Lagging behind, Grayson had dodged to the right. But the car’s driver, reacting too late, overcorrected the steering. The car spun partway before heading back toward the ditch to Grayson’s left, but not before the bumper clipped his left knee.
Grayson was thrown back, twisting as he reached to break his fall with his hands.
The next thing he was aware of was the driver kneeling at his side on the road.
The man, dressed in a navy button-up shirt and matching pants, laid a hand on his shoulder. His embroidered name badge said, ‘All-Seasons Heating and Cooling,’ and below it, ‘Steve’.
“Don’t move, man. Don’t move.” Steve glanced at Grayson’s legs and winced. “You... Are you okay? Can you understand me?”

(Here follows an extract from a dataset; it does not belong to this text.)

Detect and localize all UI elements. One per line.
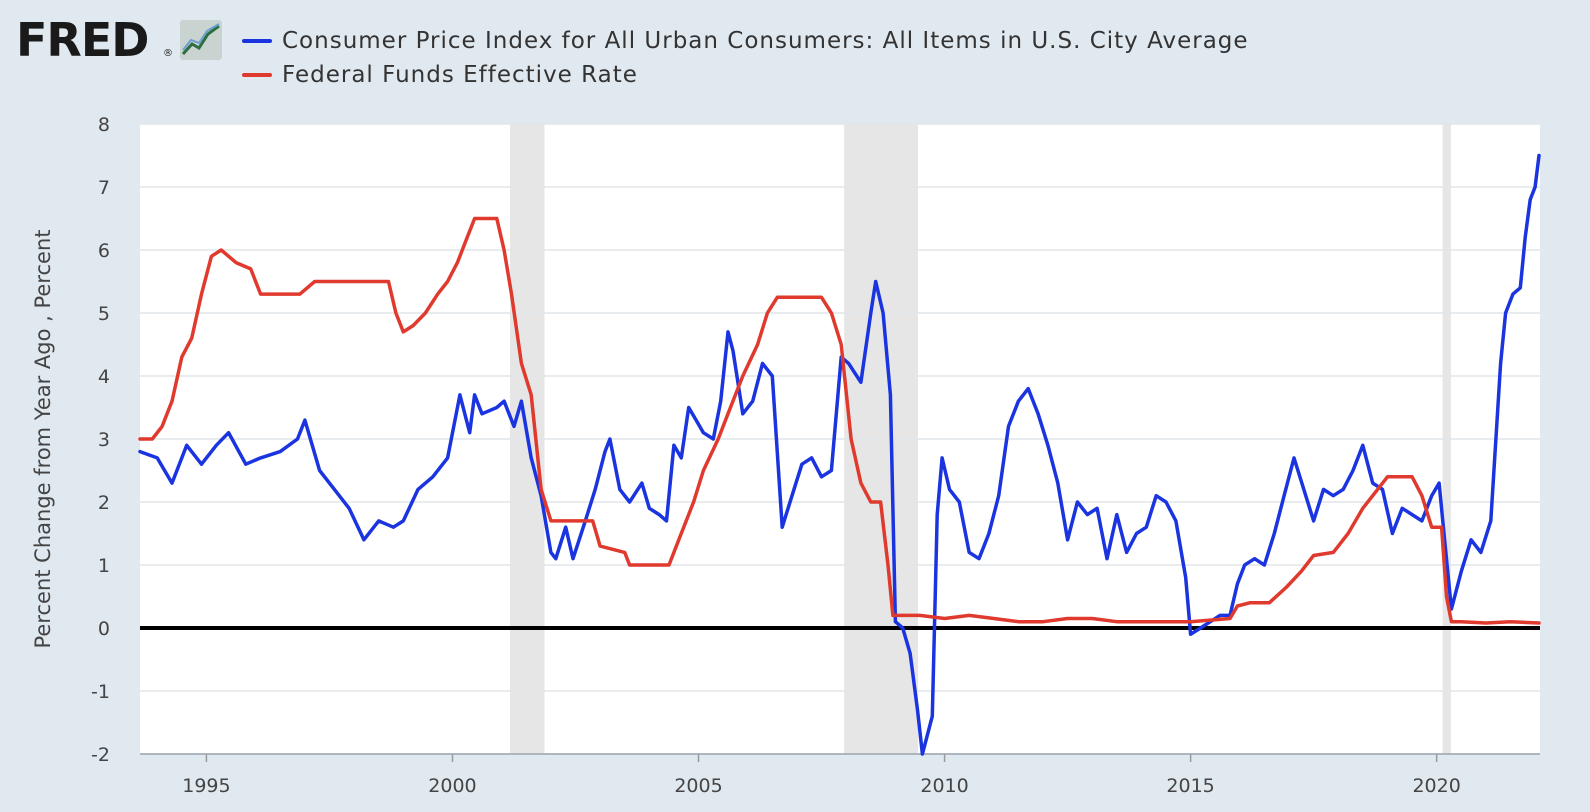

Grayson stared at his legs. Whose foot was that, pointed at such an odd angle? Was it... his? “Okay... I guess.” He was more concerned about Justin than himself. Besides, he couldn’t feel anything wrong. Not yet, anyway. He tried to turn his head to find his friend, but he couldn’t see him. Everything around him was spinning and out of focus. “My friend...?”
The driver’s gaze slid to a place Grayson couldn’t see. “Um, I... I don’t know.” His face was a mixture of horror and wide-eyed panic. “I was just changing the station on the radio. When I looked up... he was there. I couldn’t...” His eyes, full of tears, met Grayson’s. “I’m sorry, man. I didn’t see him in time.”
In the end, Grayson survived, his lower leg cleanly broken, his kneecap shattered. He hadn’t run a step since that day.
Justin, mercifully, had died instantly.